- Under the Law on REIT adopted in Bulgaria in 2003, REITs are public companies which are being financed at the stock exchange and which invest in real estate, agriculture land or receivables.
- The return on investment in REITs has two components: return on capital gain and return on dividends. The return on capital gain is made by the increase of the share price of a REIT, linked to the increase of the price of the real estate in its portfolio. Return on dividends – under the Law, REITs are obliged to distribute 90% of their profit to their shareholders.
- REITs provide potential investors with the opportunity to invest indirectly in real estate. The investment in REIT has a comparatively high liquidity and a good return on investment on a long term basis. REITs give investors the opportunity to get a share of a well diversified and well structured portfolio by investing very little money. That leads to a better return on investment – the price of a single apartment may fall down, whereas a decrease in the prices of all types of properties in the portfolio of a REIT (commercial property, vocational and residential properties, industrial properties) at the same time is very unlikely. In addition, owning a given property requires additional time, care and resources – for its maintenance and management, the finding of tenants or buyers, the hiring of real estate consultants, etc.

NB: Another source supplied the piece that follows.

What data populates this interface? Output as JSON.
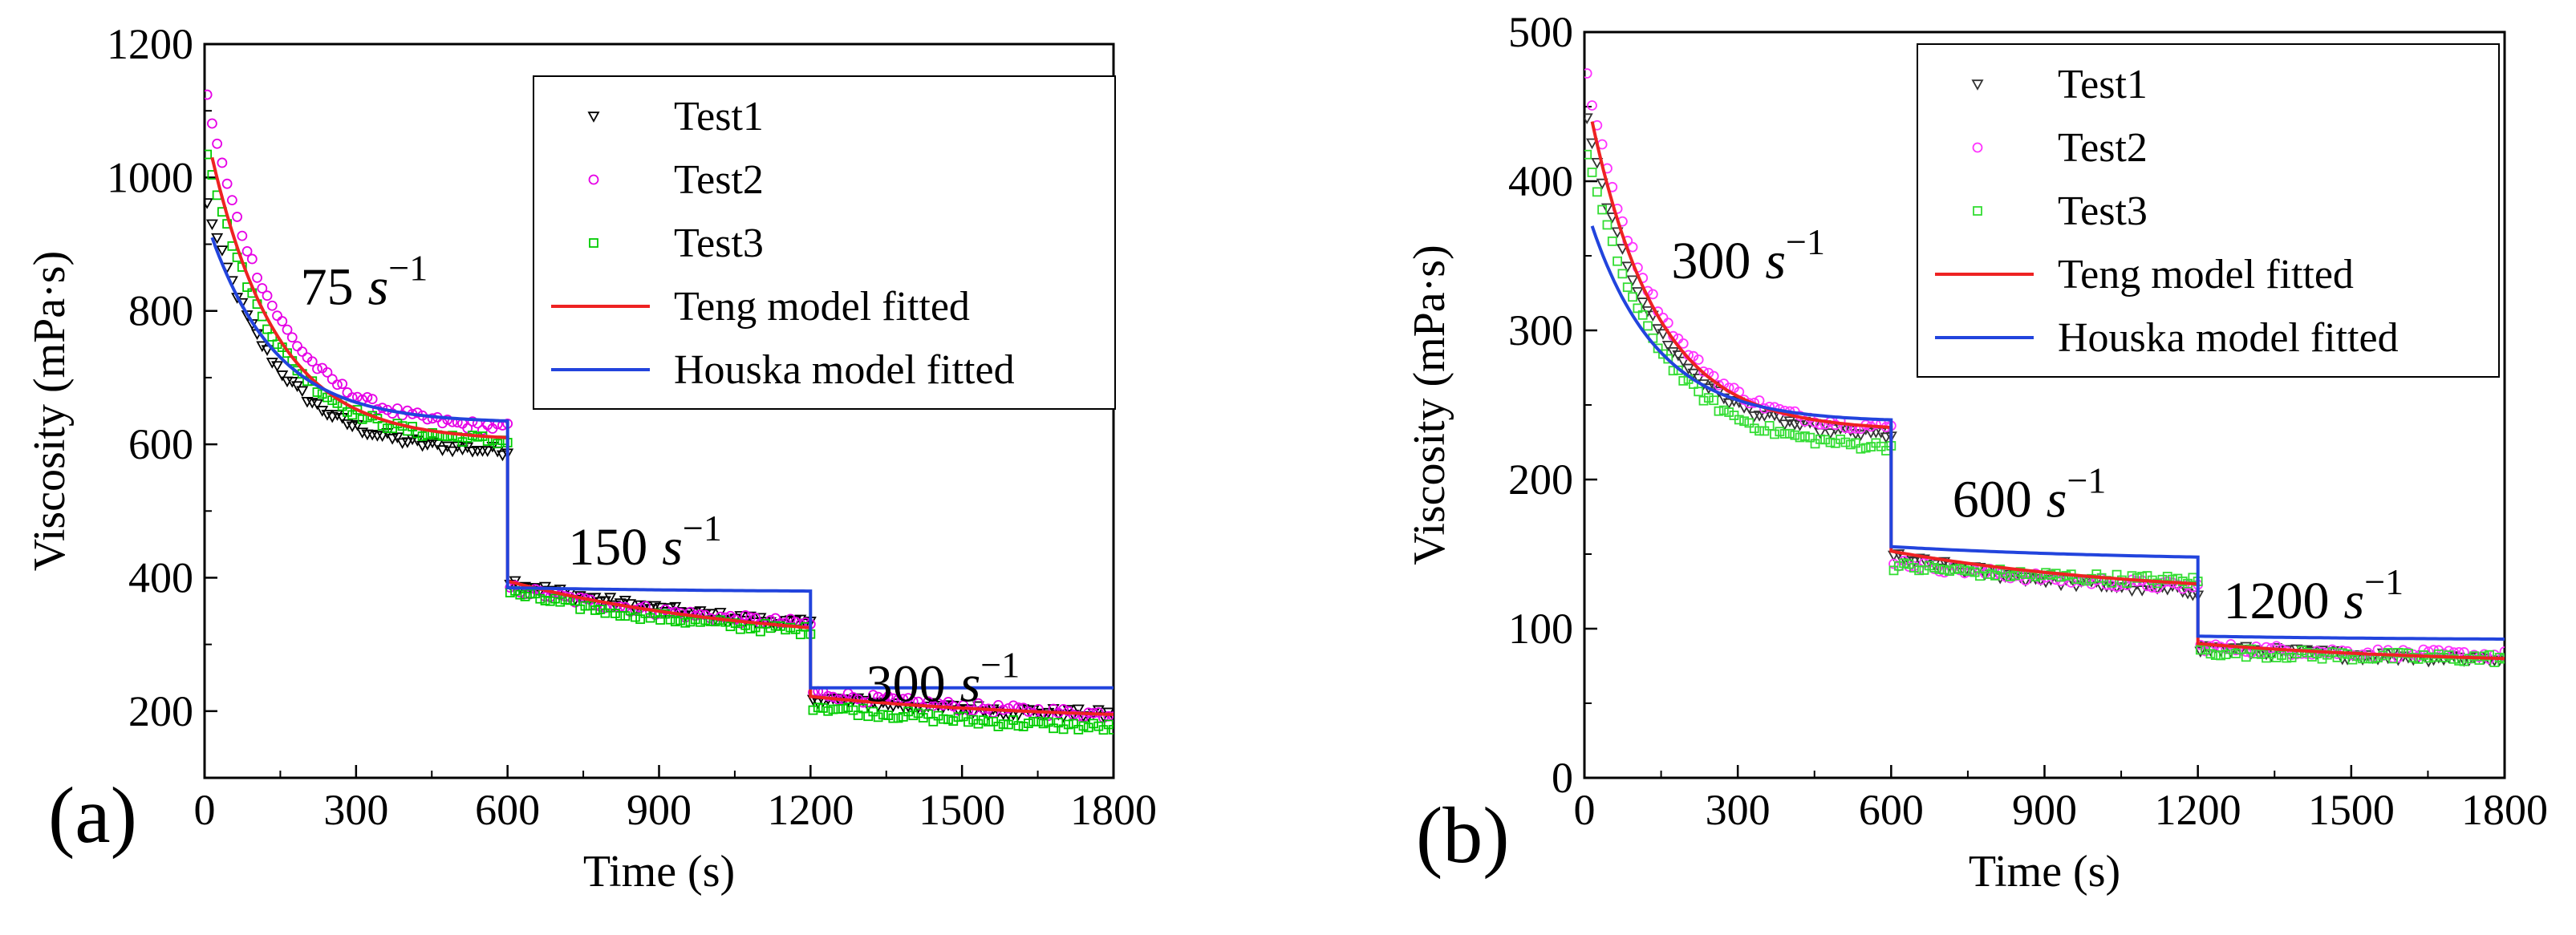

- REITs shares right now are undervalued – currently, the shares of nearly all REITs are being traded at a considerably lower price than that of the asset value which makes those shares very attractive to potential investors
- You could start making profit by investing in a REIT a little as EUR 100
- REITs provide a better safety fro your investment – they are governed by the local Law
- REITs have a better liquidity – the shares in them are being traded at the Sofia Stock Exchange
- Tax benefits – REITs are not subject to corporate income tax.

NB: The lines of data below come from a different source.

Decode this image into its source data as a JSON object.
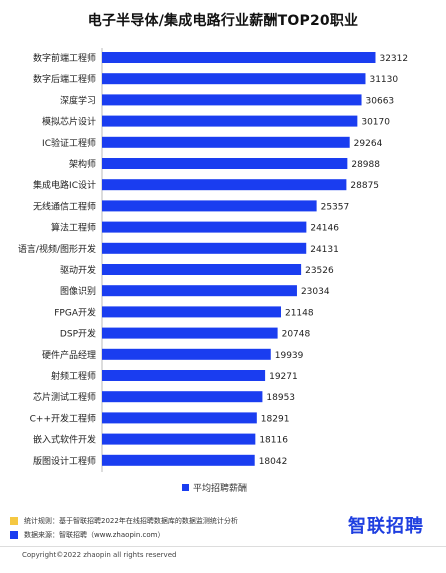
{
  "page": {
    "legend_label": "平均招聘薪酬",
    "notes": [
      {
        "text": "统计规则：基于智联招聘2022年在线招聘数据库的数据监测统计分析",
        "color": "#f5c842"
      },
      {
        "text": "数据来源：智联招聘（www.zhaopin.com）",
        "color": "#1a3df0"
      }
    ],
    "brand": "智联招聘",
    "copyright": "Copyright©2022 zhaopin all rights reserved"
  },
  "chart_data": {
    "type": "bar",
    "orientation": "horizontal",
    "title": "电子半导体/集成电路行业薪酬TOP20职业",
    "categories": [
      "数字前端工程师",
      "数字后端工程师",
      "深度学习",
      "模拟芯片设计",
      "IC验证工程师",
      "架构师",
      "集成电路IC设计",
      "无线通信工程师",
      "算法工程师",
      "语言/视频/图形开发",
      "驱动开发",
      "图像识别",
      "FPGA开发",
      "DSP开发",
      "硬件产品经理",
      "射频工程师",
      "芯片测试工程师",
      "C++开发工程师",
      "嵌入式软件开发",
      "版图设计工程师"
    ],
    "series": [
      {
        "name": "平均招聘薪酬",
        "values": [
          32312,
          31130,
          30663,
          30170,
          29264,
          28988,
          28875,
          25357,
          24146,
          24131,
          23526,
          23034,
          21148,
          20748,
          19939,
          19271,
          18953,
          18291,
          18116,
          18042
        ]
      }
    ],
    "bar_color": "#1a3df0",
    "xlim": [
      0,
      33200
    ],
    "legend_position": "bottom",
    "grid": false
  }
}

- Credit benefits – REITS could issue bonds and have an access to credit in no time
- Foreign and local shareholders enjoy equal rights with REITs. There is a 7% dividend tax on withdrawing one’s investment. Investors from countries which Bulgaria has tax agreements with enjoy certain preferences. EU investors that have over 20% share of a Bulgarian company and have kept that investment for at least a year, could be exempt from the 7% tax on the dividend on withdrawing their investment
- The real estate market in Bulgaria may keep its growth potential despite of the world’s economic downturn. On the one hand, there is a “sobering up” of the real estate prices but not as turbulent as in the developed economies. On the other hand, the market has become increasingly segmented. A steady growth of the prices of real estate could be expected on a long-term basis because of the specifics of the Bulgarian economy – the prices of properties have started to go up from a very low base and there is a great need of modern, state-of-the art properties.